São frequentemente atacados. Ora por ordem da prefeitura para retirar o memorial, ora por nacionalistas à noite. Um dos ativistas, Ivan Skripnitchenko, foi morto espancado em agosto de 2017 em um desses incidentes noturnos.
Na definição do jornalista investigativo Roman Schleinov, eles são “invisíveis”. De certa forma, os turistas da Copa estão provando correta sua avaliação.
“Odeio essa gente. Barulhentos, bêbados e, mais que tudo, ignorantes. Estamos na Berlim em 1936”, disse um dos ativistas de plantão nesta quinta, Mikhail Kireiov, mostrando a placa lembrando os 1.120 dias do crime.

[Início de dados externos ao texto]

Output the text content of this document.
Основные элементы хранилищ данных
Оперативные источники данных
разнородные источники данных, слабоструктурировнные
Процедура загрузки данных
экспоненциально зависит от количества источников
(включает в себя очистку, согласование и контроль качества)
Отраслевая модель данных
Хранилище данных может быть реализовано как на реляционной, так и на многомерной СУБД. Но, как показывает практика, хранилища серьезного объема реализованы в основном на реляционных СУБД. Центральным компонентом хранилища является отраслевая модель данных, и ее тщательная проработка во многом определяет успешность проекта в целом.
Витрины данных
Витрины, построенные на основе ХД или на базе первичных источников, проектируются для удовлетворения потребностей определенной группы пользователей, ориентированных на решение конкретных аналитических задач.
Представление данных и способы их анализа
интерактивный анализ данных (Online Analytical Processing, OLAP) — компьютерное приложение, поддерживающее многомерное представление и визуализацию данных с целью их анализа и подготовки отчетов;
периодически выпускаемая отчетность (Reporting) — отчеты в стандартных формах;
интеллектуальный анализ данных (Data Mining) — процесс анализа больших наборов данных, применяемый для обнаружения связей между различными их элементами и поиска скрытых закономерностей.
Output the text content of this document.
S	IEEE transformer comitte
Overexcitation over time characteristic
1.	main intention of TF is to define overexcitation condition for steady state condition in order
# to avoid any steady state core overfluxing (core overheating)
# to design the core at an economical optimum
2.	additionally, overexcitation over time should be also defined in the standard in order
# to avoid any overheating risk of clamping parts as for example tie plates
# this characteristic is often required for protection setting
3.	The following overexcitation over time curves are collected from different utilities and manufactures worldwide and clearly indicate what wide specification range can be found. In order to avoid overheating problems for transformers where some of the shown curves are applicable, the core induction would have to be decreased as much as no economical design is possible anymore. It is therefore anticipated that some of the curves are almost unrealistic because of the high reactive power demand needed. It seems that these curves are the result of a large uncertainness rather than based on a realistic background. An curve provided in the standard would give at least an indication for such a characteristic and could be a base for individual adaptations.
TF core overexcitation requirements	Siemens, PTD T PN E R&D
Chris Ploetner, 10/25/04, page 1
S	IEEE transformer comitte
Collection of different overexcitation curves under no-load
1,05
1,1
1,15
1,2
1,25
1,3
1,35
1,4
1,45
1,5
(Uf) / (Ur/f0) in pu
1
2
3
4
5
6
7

Ele repete uma comparação feita pelo chanceler britânico, Boris Johnson, que acusa Putin de emular Adolf Hitler e usar a Copa como o ditador nazista usou os Jogos de 1936.
Exagero à parte, não ajuda muito a causa de Kireiov o fato de não haver explicações em inglês do caso e de ele apenas balbuciar palavras na língua.
Um dos mexicanos que pararam, Javier Menendez, 29, havia tido a mesma impressão inicial do português Moura.
É natural, pois russos são loucos por flores. O comércio delas é intenso em Moscou, com floriculturas abertas 24 horas por dia e vendedoras de rua ofertando o produto.
“Aí, quando vi de perto, lembrei-me do caso. Mas ficou provado que foi o Putin?”, perguntou.
Não, nem foi cogitado pela investigação oficial. Ela identificou cinco tchetchenos, condenados em junho de 2017.
Para entidades de direitos humanos, eles foram inocentes úteis fornecidos pelo regime de Ramzan Kadirov, o autocrata que comanda a Tchetchênia e é aliado de Putin. O Kremlin nega a hipótese.
Tchetchenos também foram julgados culpados por outro assassinato famoso, o da jornalista e crítica do Kremlin Anna Politkovskaia, em 2006.
A ONG Comitê para a Proteção de Jornalistas lista 83 mortes de profissionais de imprensa na Rússia desde 1992, muitas delas suspeitas de serem crimes políticos.
O caso mais recente é de abril, quando o repórter investigativo Maksim Borodin foi encontrado morto do lado de fora de seu prédio em Iekaterimburgo.
Se sua morte foi mesmo política, Nemtsov é o mais notável da lista. Ele foi vice-premiê no confuso governo de Boris Ieltsin e visto como um candidato a suceder o presidente, o que coube a Putin.
Desde a posse do rival, virou um crítico ddo Kremlin. Antes de morrer estava trabalhando em dossiês sobre a ação russa na reincorporação da Crimeia ucraniana, em 2014.
Houve cerca de cem episódios em que o memorial foi removido. Eles escassearam neste ano, e Kireiov acha que pode ter relação com a Copa.
Em março, a prefeitura moscovita permitiu que fosse instalada uma placa em homenagem a Nemtsov no prédio em que morava, ao sul do Kremlin.
Ali, na rua Malaia Ordinka, havia uma solitária flor no chão.